Niedersachsens Gesundheitsminister Andreas Philippi (SPD), die Niedersächsische Krankenhausgesellschaft (NKG) und die Ärztekammer Niedersachsen (ÄKN) fordern vom Bund Tempo beim Bürokratieabbau. „Herr Lauterbach, machen Sie Ernst mit dem Bürokratieabbau in den Krankenhäusern“, appelliert Philippi an den Bundesgesundheitsminister. Rund drei Stunden täglich seien Ärzte und Pflegekräfte mit Dokumentationsarbeiten beschäftigt, die häufig keinen Nutzen für die Behandlung von Patienten hätten.
Drei Stunden am Tag – das entspreche rechnerisch 5058 von 14 110 Ärzten (36 Prozent) und 10 920 von 32 250 Pflegekräften (33 Prozent) in dem Bundesland. Wenn die bürokratische Arbeit um nur eine Stunde pro Tag verringert würde, könnten umgerechnet mehr als 1700 Vollkräfte im ärztlichen und etwa 4000 Vollkräfte im Pflegedienst freigesetzt werden, heißt es in einer Mitteilung der Initiative.

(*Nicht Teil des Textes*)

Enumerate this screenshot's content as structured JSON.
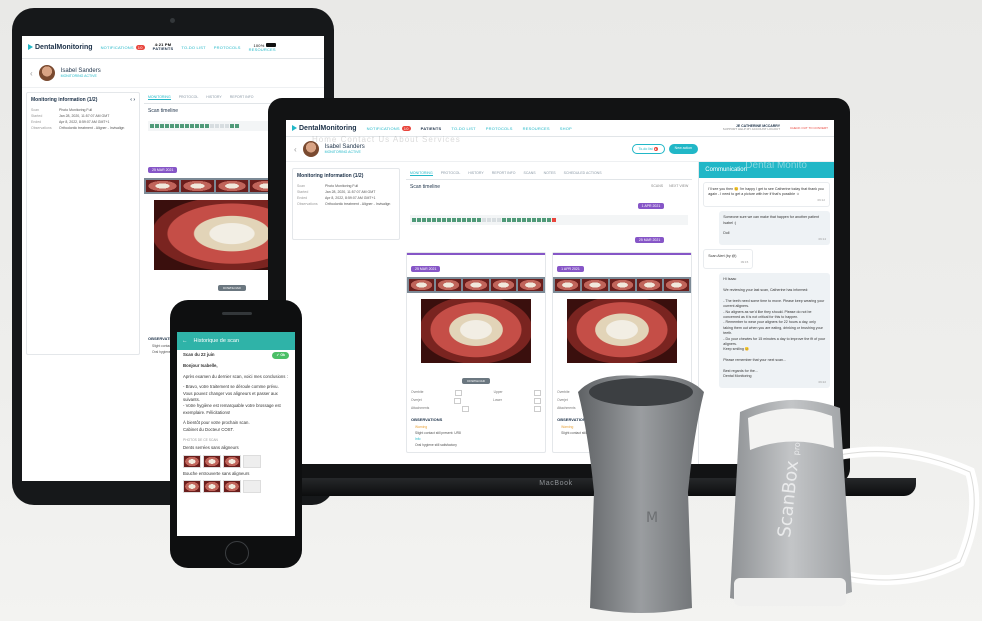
{
  "brand": {
    "name": "DentalMonitoring",
    "accent": "#21b7c7",
    "purple": "#8656c7"
  },
  "nav": {
    "notifications": "NOTIFICATIONS",
    "notif_count": "10",
    "patients": "PATIENTS",
    "todo": "TO-DO LIST",
    "protocols": "PROTOCOLS",
    "resources": "RESOURCES",
    "shop": "SHOP",
    "tablet_time": "4:21 PM",
    "battery": "100%",
    "user": "JE CATHERINE MCCARRY",
    "user_links": "SUPPORT   HELP   MY ACCOUNT   LOGOUT",
    "switch": "CHECK OUT TO CONVERT"
  },
  "patient": {
    "name": "Isabel Sanders",
    "sub": "MONITORING ACTIVE"
  },
  "monitoring": {
    "title": "Monitoring information (1/2)",
    "rows": [
      {
        "label": "Scan",
        "value": "Photo Monitoring Full"
      },
      {
        "label": "Started",
        "value": "Jan 28, 2020, 11:57:07 AM GMT"
      },
      {
        "label": "Ended",
        "value": "Apr 8, 2022, 8:59:07 AM GMT+1"
      },
      {
        "label": "Observations",
        "value": "Orthodontic treatment - Aligner - Invisalign"
      }
    ]
  },
  "tabs": [
    "MONITORING",
    "PROTOCOL",
    "HISTORY",
    "REPORT INFO",
    "SCANS",
    "NOTES",
    "SCHEDULED ACTIONS"
  ],
  "tablet_tabs": [
    "MONITORING",
    "PROTOCOL",
    "HISTORY",
    "REPORT INFO"
  ],
  "scan_timeline": {
    "title": "Scan timeline",
    "controls": "SCANS",
    "next": "NEXT VIEW"
  },
  "scans": [
    {
      "date": "25 MAR 2021",
      "button": "DOWNLOAD"
    },
    {
      "date": "1 APR 2021",
      "button": "DOWNLOAD"
    }
  ],
  "tablet_scan_date": "25 MAR 2021",
  "table": {
    "rows": [
      "Overbite",
      "Overjet",
      "Attachments"
    ],
    "cols": [
      "Upper",
      "Lower"
    ]
  },
  "observations": {
    "title": "OBSERVATIONS",
    "items": [
      "Warning",
      "Slight contact still present: UR8",
      "Info",
      "Oral hygiene still satisfactory"
    ]
  },
  "actions": {
    "todo": "To-do list",
    "new": "New action"
  },
  "chat": {
    "title": "Communication",
    "messages": [
      {
        "text": "I'll see you then 😊 I'm happy I get to see Catherine today that thank you again - I need to get a picture with her if that's possible ☺",
        "meta": "09:12"
      },
      {
        "text": "Someone sure we can make that happen for another patient Isabel :)\n\nDoll",
        "meta": "09:14"
      },
      {
        "text": "Scan Alert (by @)",
        "meta": "09:15"
      },
      {
        "text": "Hi Isaac\n\nWe reviewing your last scan, Catherine has informed:\n\n- The teeth need some time to move. Please keep wearing your current aligners.\n- No aligners as we'd like they should. Please do not be concerned as it is not critical for this to happen.\n- Remember to wear your aligners for 22 hours a day, only taking them out when you are eating, drinking or brushing your teeth.\n- Do your chewies for 15 minutes a day to improve the fit of your aligners.\nKeep smiling 😊\n\nPlease remember that your next scan...\n\nBest regards for the...\nDental Monitoring",
        "meta": "09:22"
      }
    ]
  },
  "phone": {
    "title": "Historique de scan",
    "scan_title": "Scan du 22 juin",
    "ok_label": "Ok",
    "paragraphs": [
      "Bonjour Isabelle,",
      "Après examen du dernier scan, voici mes conclusions :",
      "- Bravo, votre traitement se déroule comme prévu. Vous pouvez changer vos aligneurs et passer aux suivants.\n- Votre hygiène est remarquable votre brossage est exemplaire. Félicitations!",
      "À bientôt pour votre prochain scan.\nCabinet du Docteur COST."
    ],
    "section_label": "PHOTOS DE CE SCAN",
    "groups": [
      "Dents serrées sans aligneurs",
      "Bouche entrouverte sans aligneurs"
    ]
  },
  "laptop_brand": "MacBook",
  "devices": {
    "scanbox_label": "ScanBox",
    "scanbox_sub": "pro",
    "cheek_logo": "M"
  },
  "overlay_text": {
    "tabs_ghost": "Home   Contact Us   About   Services",
    "chat_ghost": "Dental Monito"
  }
}
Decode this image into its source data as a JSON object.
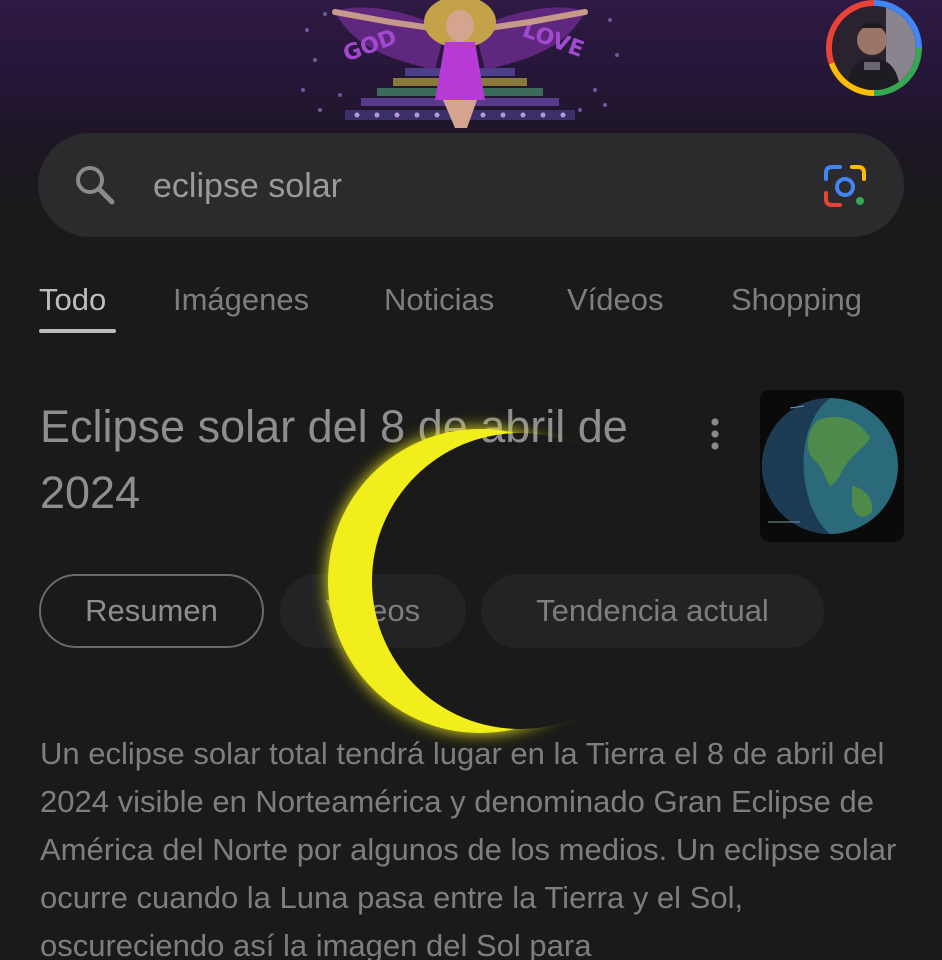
{
  "search": {
    "query": "eclipse solar"
  },
  "icons": {
    "search": "search-icon",
    "lens": "google-lens-camera-icon",
    "more": "more-vert-icon",
    "avatar": "profile-avatar"
  },
  "colors": {
    "background": "#1a1a1a",
    "doodle_purple": "#2e1a44",
    "eclipse_yellow": "#f2ee1a",
    "text_primary": "#bdbdbf",
    "text_secondary": "#7e7e80",
    "google_blue": "#4285f4",
    "google_red": "#ea4335",
    "google_yellow": "#fbbc05",
    "google_green": "#34a853"
  },
  "tabs": [
    {
      "label": "Todo",
      "active": true
    },
    {
      "label": "Imágenes",
      "active": false
    },
    {
      "label": "Noticias",
      "active": false
    },
    {
      "label": "Vídeos",
      "active": false
    },
    {
      "label": "Shopping",
      "active": false
    }
  ],
  "knowledge_panel": {
    "title": "Eclipse solar del 8 de abril de 2024",
    "chips": [
      {
        "label": "Resumen",
        "selected": true
      },
      {
        "label": "Videos",
        "selected": false
      },
      {
        "label": "Tendencia actual",
        "selected": false
      }
    ],
    "description": "Un eclipse solar total tendrá lugar en la Tierra el 8 de abril del 2024 visible en Norteamérica y denominado Gran Eclipse de América del Norte por algunos de los medios. Un eclipse solar ocurre cuando la Luna pasa entre la Tierra y el Sol, oscureciendo así la imagen del Sol para"
  }
}
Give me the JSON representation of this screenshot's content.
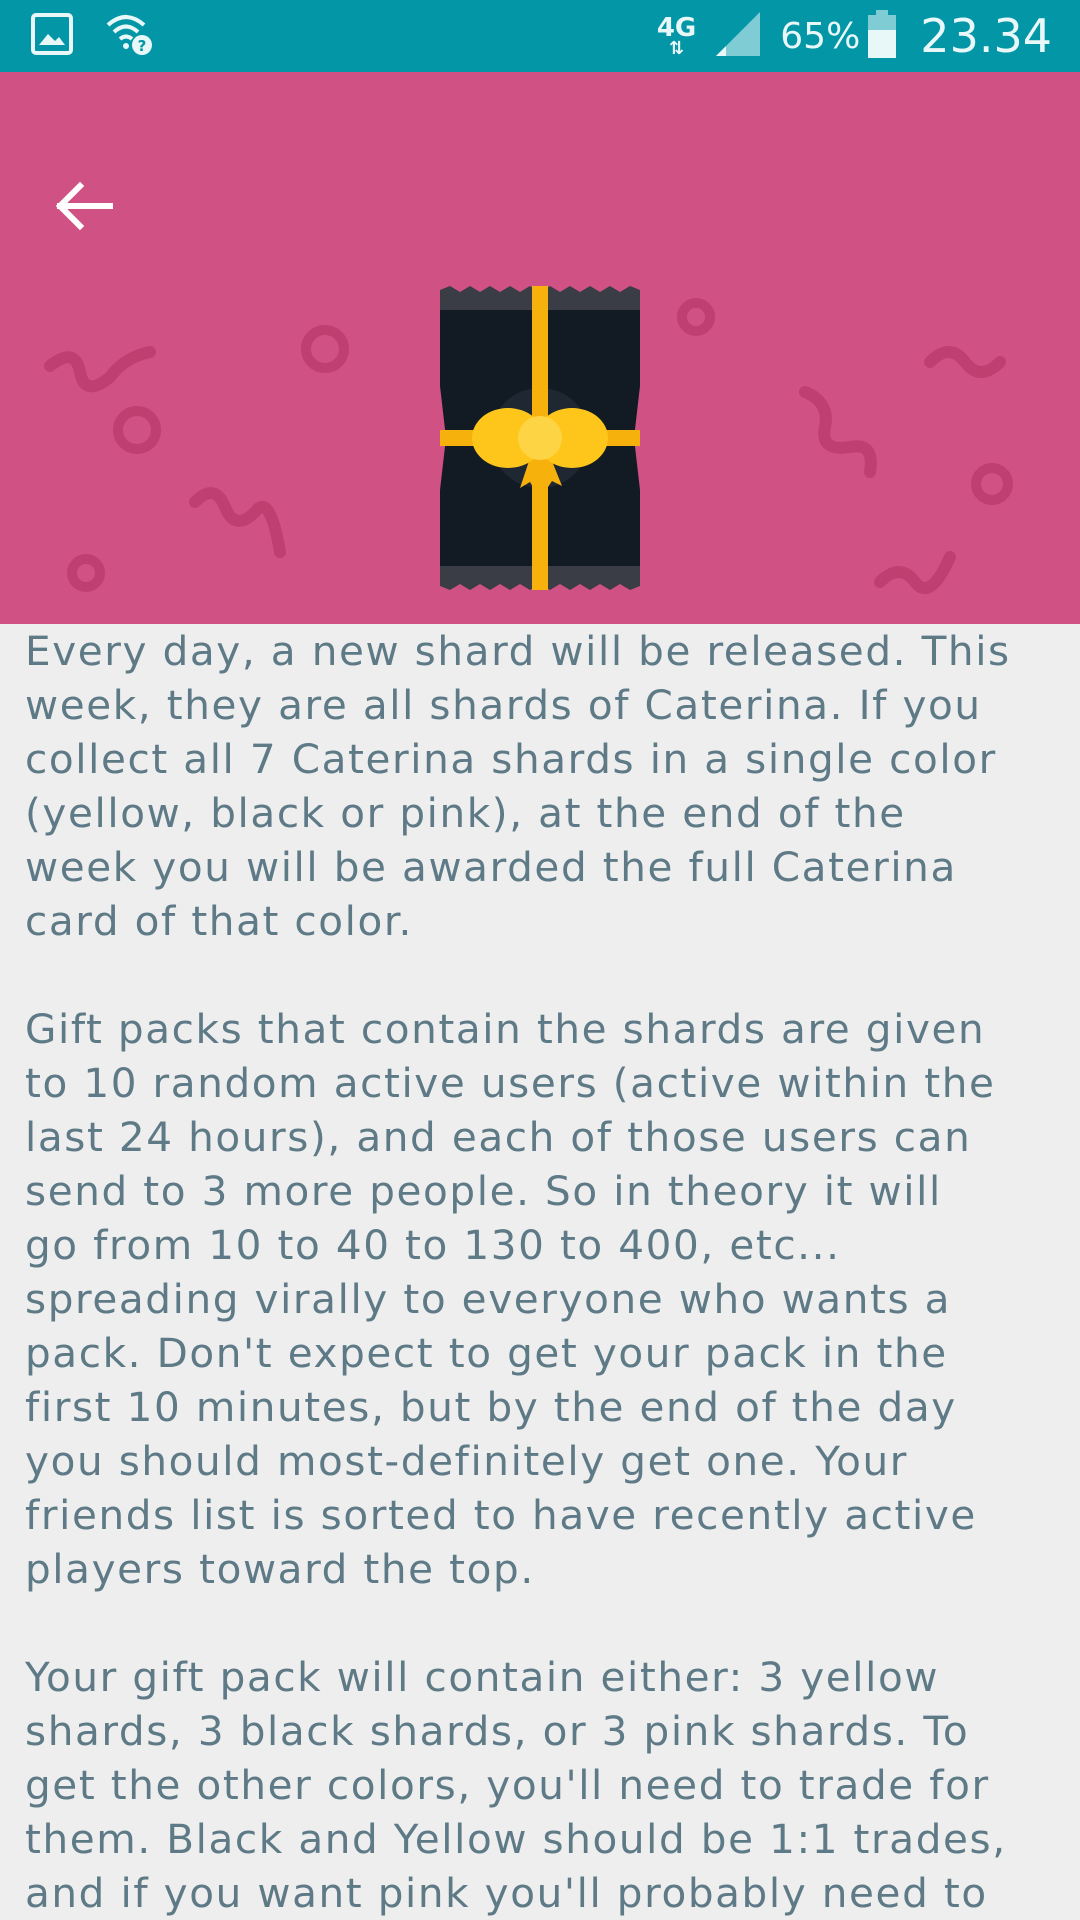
{
  "status_bar": {
    "network": "4G",
    "battery_percent": "65%",
    "time": "23.34",
    "icons": [
      "gallery-icon",
      "wifi-question-icon",
      "data-arrows-icon",
      "signal-icon",
      "battery-icon"
    ],
    "background": "#0396a6"
  },
  "header": {
    "background": "#d05184",
    "back_icon": "arrow-left-icon",
    "gift_icon": "gift-pack-icon"
  },
  "content": {
    "paragraphs": [
      "Every day, a new shard will be released. This\nweek, they are all shards of Caterina. If you\ncollect all 7 Caterina shards in a single color\n(yellow, black or pink), at the end of the\nweek you will be awarded the full Caterina\ncard of that color.",
      "Gift packs that contain the shards are given\nto 10 random active users (active within the\nlast 24 hours), and each of those users can\nsend to 3 more people. So in theory it will\ngo from 10 to 40 to 130 to 400, etc...\nspreading virally to everyone who wants a\npack. Don't expect to get your pack in the\nfirst 10 minutes, but by the end of the day\nyou should most-definitely get one. Your\nfriends list is sorted to have recently active\nplayers toward the top.",
      "Your gift pack will contain either: 3 yellow\nshards, 3 black shards, or 3 pink shards. To\nget the other colors, you'll need to trade for\nthem. Black and Yellow should be 1:1 trades,\nand if you want pink you'll probably need to"
    ],
    "text_color": "#5e7a86"
  }
}
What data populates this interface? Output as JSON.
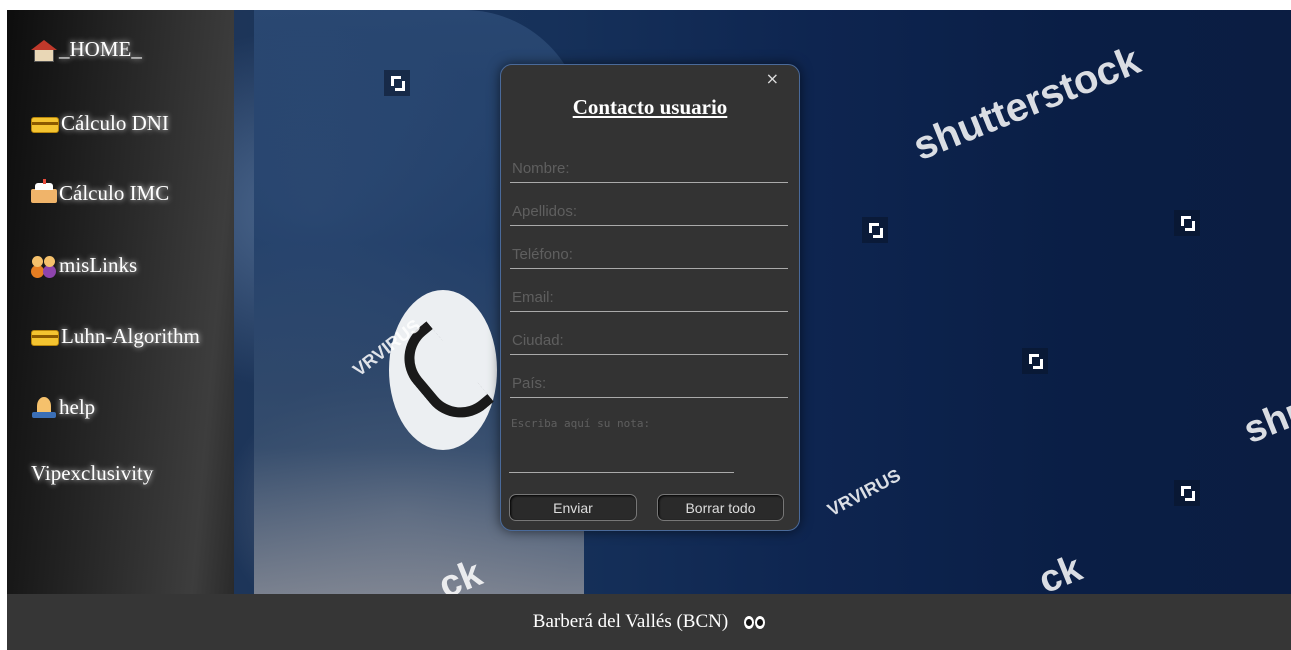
{
  "sidebar": {
    "items": [
      {
        "icon": "house-icon",
        "label": "_HOME_"
      },
      {
        "icon": "credit-card-icon",
        "label": "Cálculo DNI"
      },
      {
        "icon": "cake-icon",
        "label": "Cálculo IMC"
      },
      {
        "icon": "family-icon",
        "label": "misLinks"
      },
      {
        "icon": "credit-card-icon",
        "label": "Luhn-Algorithm"
      },
      {
        "icon": "praying-hands-icon",
        "label": "help"
      },
      {
        "icon": "",
        "label": "Vipexclusivity"
      }
    ]
  },
  "hero": {
    "watermarks": [
      "shutterstock",
      "VRVIRUS",
      "VRVIRUS",
      "shut",
      "ck",
      "ck"
    ]
  },
  "modal": {
    "close": "×",
    "title": "Contacto usuario",
    "fields": {
      "nombre": "Nombre:",
      "apellidos": "Apellidos:",
      "telefono": "Teléfono:",
      "email": "Email:",
      "ciudad": "Ciudad:",
      "pais": "País:"
    },
    "note_placeholder": "Escriba aquí su nota:",
    "send": "Enviar",
    "clear": "Borrar todo"
  },
  "footer": {
    "location": "Barberá del Vallés (BCN)",
    "icon": "eyes-icon"
  }
}
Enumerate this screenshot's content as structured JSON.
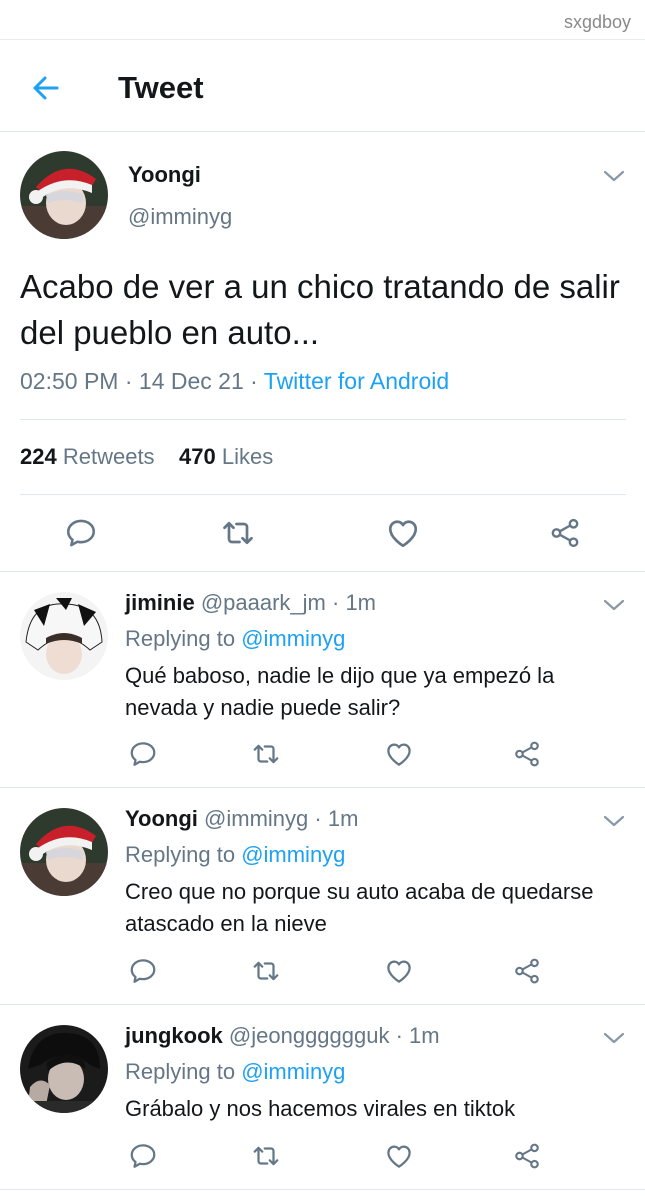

„Alle bestehenden und geplanten Dokumentations- und Nachweisverpflichtungen müssen auf den Prüfstand“, sagt Philippi. Außerdem sollten bestehende und verfügbare Daten stärker genutzt werden, anstatt Krankenhäuser mit neuen Anforderungen zu belasten. „In Zeiten des Fachkräftemangels können wir uns eine Verschwendung von Arbeitskraft, die dringend im OP und am Krankenbett gebraucht wird, nicht mehr leisten“, fügte NKG-Verbandsdirektor Helge Engelke hinzu.
Demotivierte Mitarbeitende
Das aktuelle Übermaß an Meldepflichten und Dokumentationen binde nicht nur personelle Ressourcen, sondern lähme auch die Effizienz und demotiviere die Mitarbeitenden, so die Initiative. Einerseits könnten die Beschäftigten ihrem originären Auftrag der Patientenbehandlung nicht in ausreichendem Maße nachkommen, erklärt Dr. Alexander Poppinga, Vorstand Medizin Evangelisches Krankenhaus Oldenburg – „gleichzeitig sehen sie sich einem ausgefeilten Kontrollsystem gegenüber, das ihnen immer wieder suggeriert, ihre Arbeit sei fehlerhaft“.
Die Finanzierung dieser zusätzlichen Aufgaben ist nirgends abgebildet.
Die Verpflichtungen zu umfangreichen Datenlieferungen nähmen stetig zu, kritisiert Poppinga. Eines der jüngsten Beispiele sei die Einführung des Implantateregisters. Gleichzeitig stiegen auch die gesetzlichen Anforderungen, „die in keinem direkten Zusammenhang mit der Patientenversorgung stehen“, so der Krankenhausvorstand. So müssten auch die Kliniken die Anforderungen des Lieferkettengesetzes erfüllen oder seien verpflichtet, Nachhaltigkeitsberichte zu erstellen: „Die entsprechende Finanzierung dieser zusätzlichen Aufgaben ist indes nirgends abgebildet.“
Der Ball liege nun bei Bundesgesundheitsminister Karl Lauterbach (SPD). Das angekündigte Entbürokratisierungsgesetz müsse zügig vorgelegt, die Krankenhausreform aktiv zum Bürokratieabbau genutzt und der bürokratische Aufwand vor jedem neuen Gesetz geprüft werden. Zudem solle der Klinik-Atlas bis auf weiteres ausgesetzt werden.